David Boud & Elizabeth Molloy (red.) (2013). Feedback in higher education. Understanding it and doing it well. London: Routledge. 229 pagina’s. ISBN 0415692288, 9780415692281.
Feedback wordt door zowel studenten als docenten gezien als een zeer belangrijk ingrediënt van onderwijs. Maar toch, docenten klagen dat studenten er zo weinig mee doen en studenten klagen dat ze niet genoeg feedback krijgen. Dit gegeven vormt het startpunt van het boek. Boud en Molloy geven aan dat feedback in de praktijk nog veel te vaak bestaat uit eenrichtingsverkeer van de docent naar de lerende.

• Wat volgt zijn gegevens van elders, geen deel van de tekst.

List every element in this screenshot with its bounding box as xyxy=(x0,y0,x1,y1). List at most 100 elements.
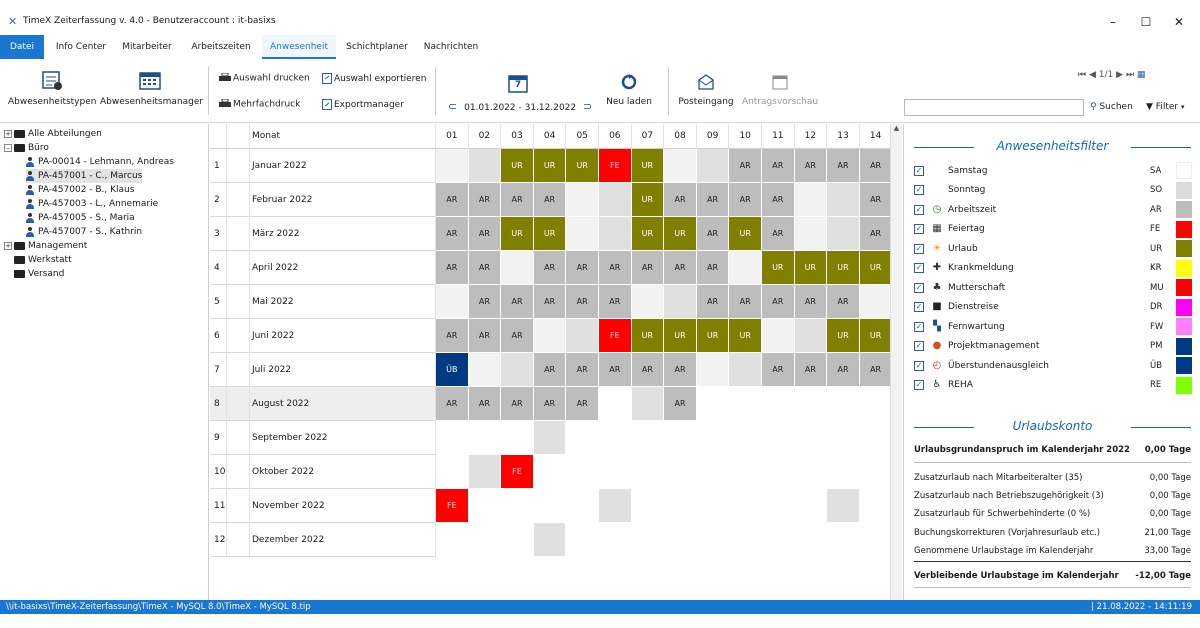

Daarbij gaat de docent uit van de veronderstelling dat feedback compleet is wanneer deze weergeeft hoe een bepaalde taak is uitgevoerd. Het vervolg van het boek zet sterk in op het begrijpen van het fenomeen feedback en op inzicht in de problematiek van de huidige praktijk.
Problemen rondom feedback
• Perceptie van docenten: het ligt aan de student, die herkent de feedback niet,
• Verschil van interpretatie: studenten interpreteren feedback anders dan de docenten die de feedback geven,
• Impact op het leren: de huidige vorm van feedback leidt in veel gevallen niet tot beter leren,
• Zo veel werk: leraren/docenten kunnen gedesillusioneerd raken,
• Beoordeeld worden: sterk beoordelende opmerkingen wekken weerstand op, voorzichtig geformuleerde opmerkingen leiden
tot onduidelijkheid.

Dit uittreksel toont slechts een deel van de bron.